И Кинрэйд сразу же взглянул на Сильвию. Непроизвольно. У него это вышло само собой, так же естественно, как пробуждаешься утром, когда проходит сон; но Сильвия от его неожиданного внимания зарделась, как роза, покраснела так густо, что он отвел глаза; и когда счел, что самообладание вернулось к девушке, снова обратил на нее взгляд. Смотрел он недолго, потому что Белл, внезапно встрепенувшись, принялась его выпроваживать. Уже поздно, затараторила она, господин ее устал, а завтра их ждет тяжелый день, да и Эллен Корни пора ложиться спать, а они уже достаточно выпили, наверняка даже больше, чем нужно, заболтав ее своими историями, в которые она имела глупость поверить. Никто не догадался о настоящей причине, побудившей ее с почти грубой поспешностью выставить за порог гостя, никто не увидел, как она вдруг испугалась, что он и Сильвия «увлеклись друг другом». В начале вечера Кинрэйд объяснил, что он пришел поблагодарить ее за колбасы, которые она по доброте душевной ему прислала, и что сам он через день-два уедет домой, это недалеко от Ньюкасла. А теперь, отвечая Дэниэлу Робсону, он заявил, что на днях еще зайдет как-нибудь вечерком, чтобы послушать другие истории старика.
Дэниэл от выпитого пребывал в весьма благодушном настроении, а то бы его жена никогда не посмела обидеть гостя; и его слезливая доброжелательность нашла выражение в настойчивом гостеприимстве: пусть Кинрэйд наведывается в Хейтерсбэнк когда угодно; пусть приходит сюда, как к себе домой, когда будет в этих краях; пусть приходит и живет, и все в таком духе. И так он распинался, пока Белл не захлопнула и не заперла внешнюю дверь, не дожидаясь, когда гарпунщик отойдет от их дома.
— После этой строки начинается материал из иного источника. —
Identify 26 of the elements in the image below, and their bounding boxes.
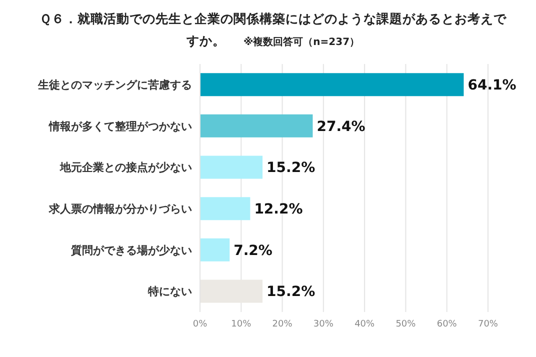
x-tick-label: 50% [396,319,416,330]
data-label: 12.2% [254,202,303,218]
data-label: 64.1% [468,78,516,94]
y-tick-label: 求人票の情報が分かりづらい [48,202,192,216]
bar [200,156,263,179]
x-tick-label: 60% [436,319,458,330]
x-tick-label: 10% [231,319,252,330]
y-tick-label: 生徒とのマッチングに苦慮する [37,78,192,92]
data-label: 7.2% [234,242,272,259]
x-tick-label: 20% [272,319,293,330]
x-tick-label: 70% [478,319,498,330]
chart-subtitle: ※複数回答可（n=237） [243,37,360,48]
y-tick-label: 情報が多くて整理がつかない [48,120,192,133]
y-tick-label: 地元企業との接点が少ない [59,161,192,174]
x-tick-label: 30% [313,319,334,330]
bar [200,73,464,96]
x-tick-label: 0% [192,319,208,330]
bar [200,238,230,262]
data-label: 27.4% [316,118,366,135]
data-label: 15.2% [266,284,316,300]
y-tick-label: 特にない [147,285,192,298]
bar [200,197,250,220]
y-tick-label: 質問ができる場が少ない [70,244,192,257]
x-tick-label: 40% [354,319,376,330]
data-label: 15.2% [266,160,316,176]
bar [200,114,313,138]
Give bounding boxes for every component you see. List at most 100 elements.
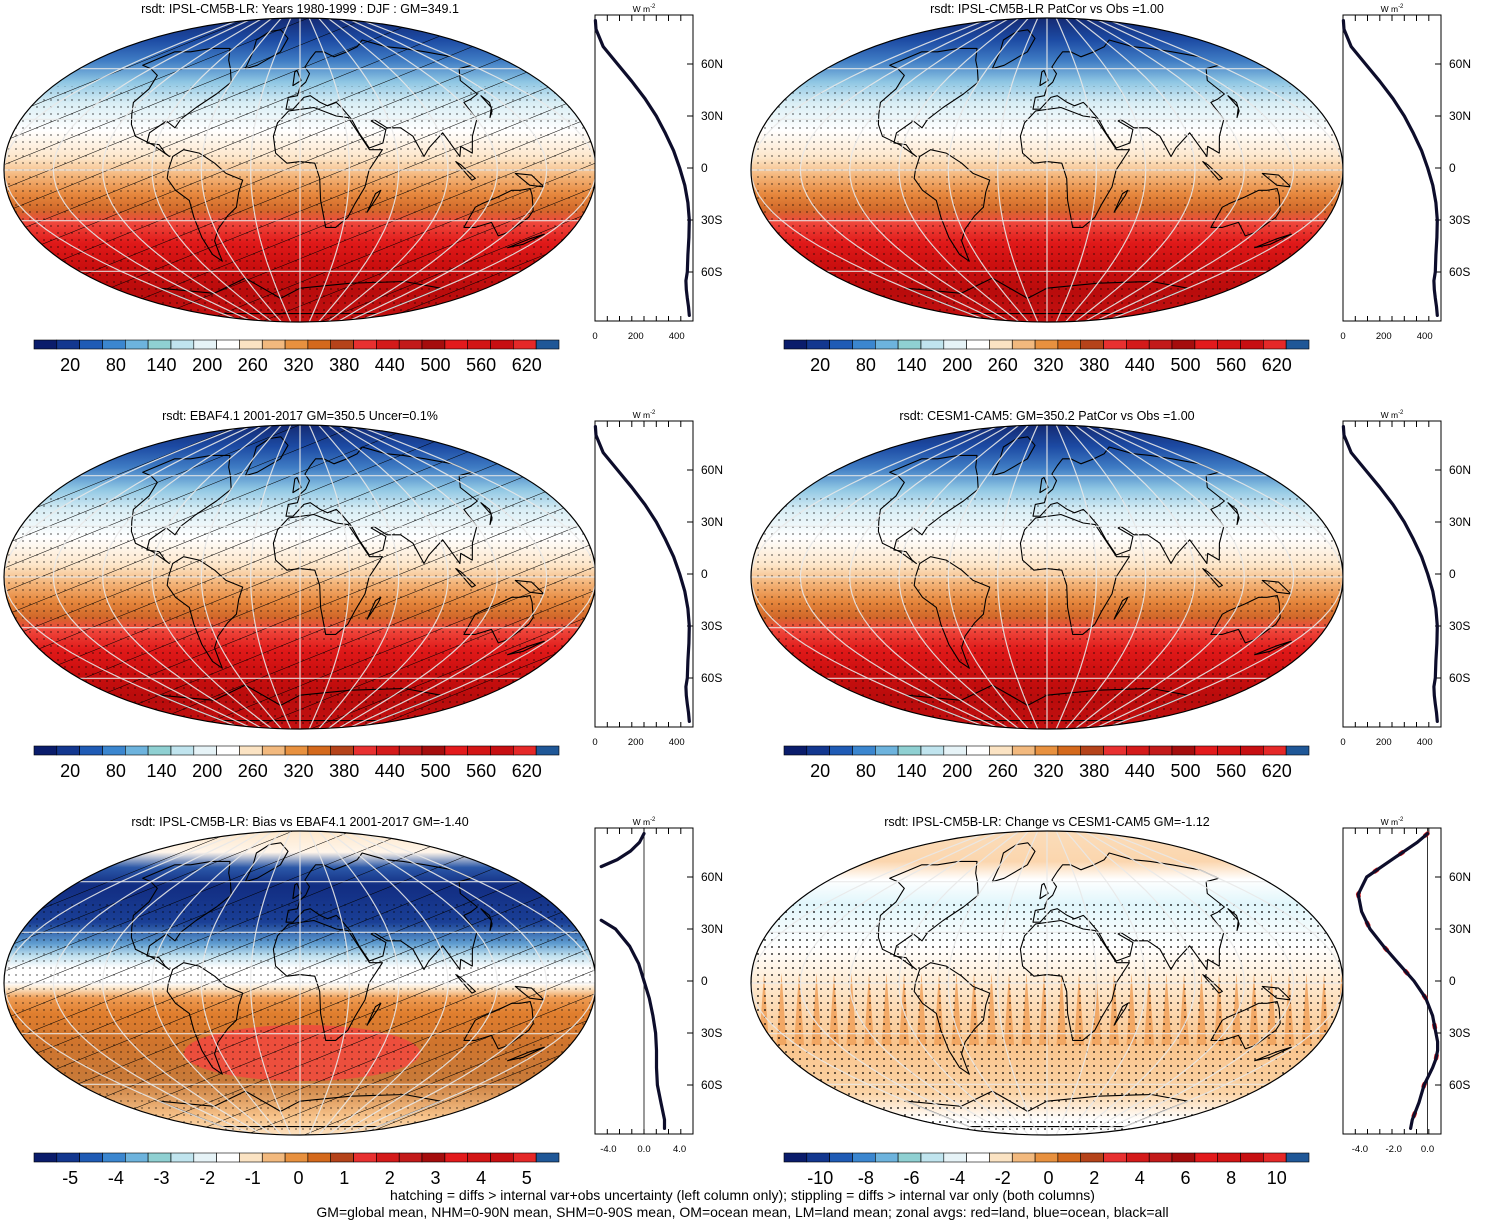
colorbar-swatch (239, 339, 263, 350)
colorbar-swatch (1263, 339, 1287, 350)
colorbar-swatch (966, 339, 990, 350)
colorbar-label: 440 (375, 355, 405, 375)
map-title: rsdt: IPSL-CM5B-LR PatCor vs Obs =1.00 (930, 2, 1164, 16)
zonal-panel: W m-2 -4.0 0.0 4.0 60N 30N 0 30S 60S (594, 817, 723, 1155)
colorbar-swatch (1148, 1152, 1173, 1163)
zonal-mean-curve (593, 19, 691, 317)
colorbar-label: 4 (476, 1168, 486, 1188)
colorbar-swatch (1057, 745, 1082, 756)
zonal-panel: W m-2 0 200 400 60N 30N 0 30S 60S (1340, 410, 1471, 748)
colorbar-label: 1 (339, 1168, 349, 1188)
zonal-x-tick-label: 400 (1417, 737, 1433, 748)
zonal-x-tick-label: 0 (592, 737, 597, 748)
colorbar-swatch (829, 339, 853, 350)
zonal-lat-label: 0 (1449, 161, 1456, 175)
colorbar-swatch (512, 1152, 537, 1163)
colorbar-swatch (490, 339, 514, 350)
colorbar-swatch (102, 339, 126, 350)
colorbar-label: 80 (106, 761, 126, 781)
colorbar-swatch (102, 1152, 126, 1163)
colorbar-label: -4 (108, 1168, 124, 1188)
map-field (4, 425, 596, 729)
colorbar-swatch (806, 745, 830, 756)
colorbar-swatch (829, 1152, 853, 1163)
colorbar-swatch (874, 745, 899, 756)
colorbar-swatch (398, 339, 423, 350)
colorbar-swatch (79, 1152, 103, 1163)
colorbar-swatch (1194, 745, 1219, 756)
colorbar-swatch (1126, 339, 1150, 350)
footer-line-1: hatching = diffs > internal var+obs unce… (390, 1187, 1095, 1203)
colorbar-label: -4 (949, 1168, 965, 1188)
colorbar-label: 620 (512, 355, 542, 375)
colorbar-swatch (467, 745, 491, 756)
colorbar-swatch (193, 1152, 217, 1163)
graticule (4, 425, 596, 729)
zonal-lat-label: 60S (701, 671, 722, 685)
colorbar-swatch (1148, 745, 1173, 756)
map-field (751, 18, 1343, 322)
colorbar-swatch (33, 339, 58, 350)
panel-2: rsdt: IPSL-CM5B-LR PatCor vs Obs =1.00 20… (750, 2, 1471, 375)
colorbar-swatch (783, 1152, 808, 1163)
zonal-unit: W m-2 (1381, 4, 1404, 14)
colorbar-swatch (1103, 339, 1127, 350)
colorbar-swatch (125, 1152, 149, 1163)
map-field (4, 18, 596, 322)
colorbar-swatch (874, 339, 899, 350)
zonal-lat-label: 0 (701, 567, 708, 581)
graticule (751, 18, 1343, 322)
colorbar-swatch (1080, 745, 1104, 756)
colorbar-swatch (284, 745, 309, 756)
colorbar-swatch (170, 1152, 195, 1163)
colorbar-label: -2 (995, 1168, 1011, 1188)
zonal-lat-label: 30S (1449, 213, 1470, 227)
zonal-x-tick-label: 0 (1340, 737, 1345, 748)
colorbar-swatch (1126, 1152, 1150, 1163)
colorbar-label: 560 (1216, 355, 1246, 375)
colorbar-swatch (216, 339, 240, 350)
zonal-lat-label: 60S (1449, 265, 1470, 279)
zonal-lat-label: 30N (1449, 109, 1471, 123)
zonal-x-tick-label: 200 (628, 331, 644, 342)
colorbar-swatch (1034, 1152, 1059, 1163)
colorbar-swatch (829, 745, 853, 756)
zonal-lat-label: 60S (701, 1078, 722, 1092)
colorbar-swatch (1285, 1152, 1310, 1163)
zonal-x-tick-label: 0.0 (637, 1144, 650, 1155)
colorbar-swatch (79, 339, 103, 350)
map-field (4, 831, 596, 1135)
colorbar-swatch (284, 1152, 309, 1163)
zonal-lat-label: 0 (701, 161, 708, 175)
colorbar-swatch (216, 1152, 240, 1163)
colorbar-label: 320 (1033, 761, 1063, 781)
panel-6: rsdt: IPSL-CM5B-LR: Change vs CESM1-CAM5… (750, 815, 1471, 1188)
colorbar-swatch (943, 1152, 967, 1163)
colorbar-label: -2 (199, 1168, 215, 1188)
colorbar-swatch (353, 1152, 377, 1163)
colorbar-swatch (920, 1152, 945, 1163)
colorbar-label: 20 (60, 761, 80, 781)
colorbar-label: -8 (858, 1168, 874, 1188)
zonal-lat-label: 60N (1449, 870, 1471, 884)
colorbar-label: 8 (1226, 1168, 1236, 1188)
colorbar-swatch (421, 745, 446, 756)
colorbar-label: 20 (60, 355, 80, 375)
colorbar-swatch (490, 745, 514, 756)
map-title: rsdt: CESM1-CAM5: GM=350.2 PatCor vs Obs… (899, 409, 1194, 423)
colorbar-swatch (353, 745, 377, 756)
zonal-lat-label: 60S (701, 265, 722, 279)
colorbar-swatch (966, 1152, 990, 1163)
colorbar-swatch (1080, 339, 1104, 350)
zonal-frame (1342, 827, 1442, 1135)
zonal-unit: W m-2 (633, 410, 656, 420)
colorbar-label: 260 (238, 355, 268, 375)
zonal-lat-label: 30N (1449, 515, 1471, 529)
zonal-lat-label: 30N (1449, 922, 1471, 936)
colorbar-swatch (1126, 745, 1150, 756)
zonal-x-tick-label: 400 (669, 737, 685, 748)
zonal-unit: W m-2 (633, 817, 656, 827)
colorbar-swatch (966, 745, 990, 756)
colorbar-swatch (1171, 745, 1196, 756)
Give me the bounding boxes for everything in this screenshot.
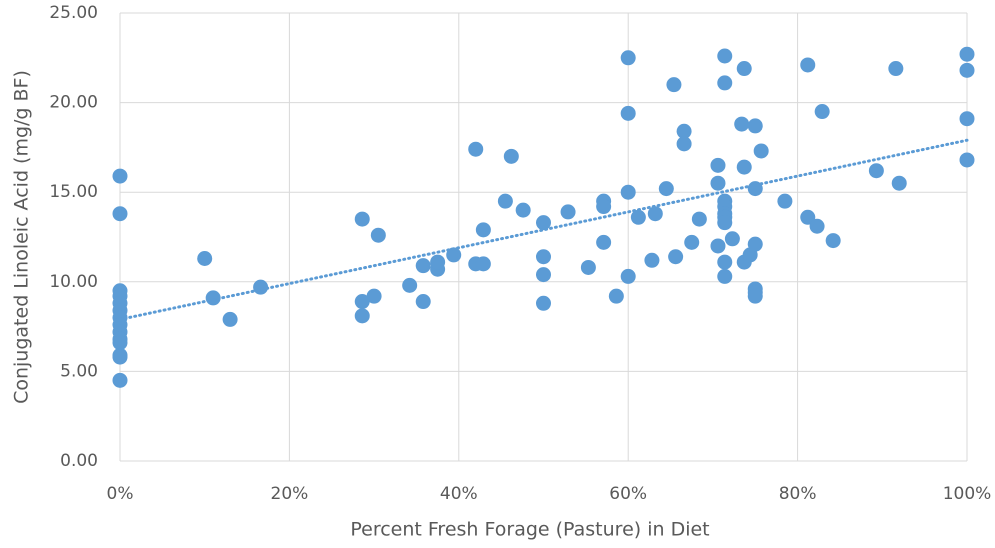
y-tick-label: 10.00: [49, 272, 98, 292]
data-point: [112, 335, 128, 351]
y-tick-label: 0.00: [60, 451, 98, 471]
data-point: [710, 238, 726, 254]
data-point: [536, 267, 551, 283]
data-point: [112, 168, 128, 184]
data-point: [734, 116, 750, 132]
data-point: [415, 294, 431, 310]
data-point: [959, 46, 975, 62]
data-point: [366, 288, 382, 304]
data-point: [959, 62, 975, 78]
data-point: [253, 279, 269, 295]
data-point: [536, 295, 551, 311]
data-point: [717, 48, 733, 64]
data-point: [608, 288, 624, 304]
x-tick-label: 100%: [943, 484, 992, 504]
x-tick-label: 60%: [609, 484, 647, 504]
data-point: [430, 254, 446, 270]
data-point: [717, 254, 733, 270]
x-tick-label: 80%: [779, 484, 817, 504]
data-point: [668, 249, 684, 265]
data-point: [814, 104, 830, 120]
data-point: [736, 159, 752, 175]
data-point: [197, 251, 213, 267]
data-point: [747, 236, 763, 252]
data-point: [959, 152, 975, 168]
data-point: [710, 175, 726, 191]
data-point: [475, 222, 491, 238]
data-point: [710, 157, 726, 173]
data-point: [747, 288, 763, 304]
x-tick-label: 40%: [440, 484, 478, 504]
data-point: [620, 50, 636, 66]
data-point: [370, 227, 386, 243]
data-point: [888, 61, 904, 77]
data-point: [354, 294, 370, 310]
data-point: [560, 204, 576, 220]
data-point: [809, 218, 825, 234]
data-point: [724, 231, 740, 247]
data-point: [676, 136, 692, 152]
data-point: [800, 209, 816, 225]
data-point: [717, 215, 733, 231]
data-point: [468, 141, 484, 157]
data-point: [959, 111, 975, 127]
data-point: [647, 206, 663, 222]
data-point: [644, 252, 660, 268]
data-point: [658, 181, 674, 197]
data-point: [503, 148, 519, 164]
x-axis-title: Percent Fresh Forage (Pasture) in Diet: [350, 519, 709, 541]
data-point: [620, 268, 636, 284]
data-point: [747, 118, 763, 134]
data-point: [580, 259, 596, 275]
y-tick-label: 5.00: [60, 361, 98, 381]
data-point: [515, 202, 531, 218]
data-point: [630, 209, 646, 225]
data-point: [868, 163, 884, 179]
data-point: [222, 311, 238, 327]
y-tick-label: 15.00: [49, 182, 98, 202]
y-tick-label: 25.00: [49, 3, 98, 23]
data-point: [753, 143, 769, 159]
data-point: [112, 206, 128, 222]
data-point: [736, 61, 752, 77]
data-point: [415, 258, 431, 274]
data-point: [684, 234, 700, 250]
data-point: [825, 233, 841, 249]
x-tick-label: 20%: [271, 484, 309, 504]
trendline: [118, 138, 969, 321]
y-tick-label: 20.00: [49, 93, 98, 113]
data-point: [354, 211, 370, 227]
data-point: [402, 277, 418, 293]
data-point: [112, 349, 128, 365]
y-axis-title: Conjugated Linoleic Acid (mg/g BF): [11, 70, 33, 404]
data-point: [475, 256, 491, 272]
data-point: [112, 372, 128, 388]
data-point: [536, 249, 551, 265]
data-point: [691, 211, 707, 227]
data-point: [800, 57, 816, 73]
data-point: [676, 123, 692, 139]
data-point: [717, 268, 733, 284]
data-point: [777, 193, 793, 209]
data-point: [446, 247, 462, 263]
data-point: [717, 75, 733, 91]
data-point: [620, 105, 636, 121]
data-point: [620, 184, 636, 200]
x-tick-label: 0%: [107, 484, 134, 504]
data-point: [354, 308, 370, 324]
data-point: [596, 199, 612, 215]
data-point: [596, 234, 612, 250]
data-point: [891, 175, 907, 191]
data-point: [666, 77, 682, 93]
data-point: [497, 193, 513, 209]
data-point: [536, 215, 551, 231]
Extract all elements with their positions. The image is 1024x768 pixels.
Всю ночь Сильвия грезила об огненных вулканах, извергающихся в ледяных южных морях. Но, поскольку в рассказе гарпунщика языки пламени были населены демонами, это невиданное зрелище не представляло для нее личного интереса, ведь она в нем не участвовала, была лишь зрителем. С рассветом наступило пробуждение и появились обыденные житейские вопросы. Кинрэйд и вправду намерен покинуть их край раз и навсегда, как он сказал? Правда ли, что он суженый Молли Корни, или все же нет? Убеждая себя в одном, она внезапно меняла направление своих мыслей и приходила к противоположному мнению. В конце концов Сильвия решила, что нельзя делать выводы, пока она снова не увидится с Молли. Стиснув зубы, она дала себе слово, что выбросит гарпунщика из головы и станет занимать свое воображение только чудесами, о которых он рассказывал. Возможно, будет думать о них немного вечерами, плетя пряжу у домашнего очага, или когда в сумерках погонит домой на дойку скот, неспешно шагая за невозмутимо плетущимися коровами, а порой и летом, как прежде, возьмет с собой вязанье и отправится дышать свежим морским воздухом, что доносит легкий ветерок; спустившись с уступа на уступ по скалам, обращенным к синему океану, устроится с рукоделием на опасном пятачке, который был ее излюбленным местечком с тех пор, как ее родители поселились на ферме Хейтерсбэнк. Оттуда она часто видела снующие вдалеке парусники, с праздным наслаждением наблюдая, как они безмятежно скользят по волнам, но при этом ни разу не задумалась о том, куда они плывут или в какие неведомые края проникнут, прежде чем повернут назад, к родным берегам.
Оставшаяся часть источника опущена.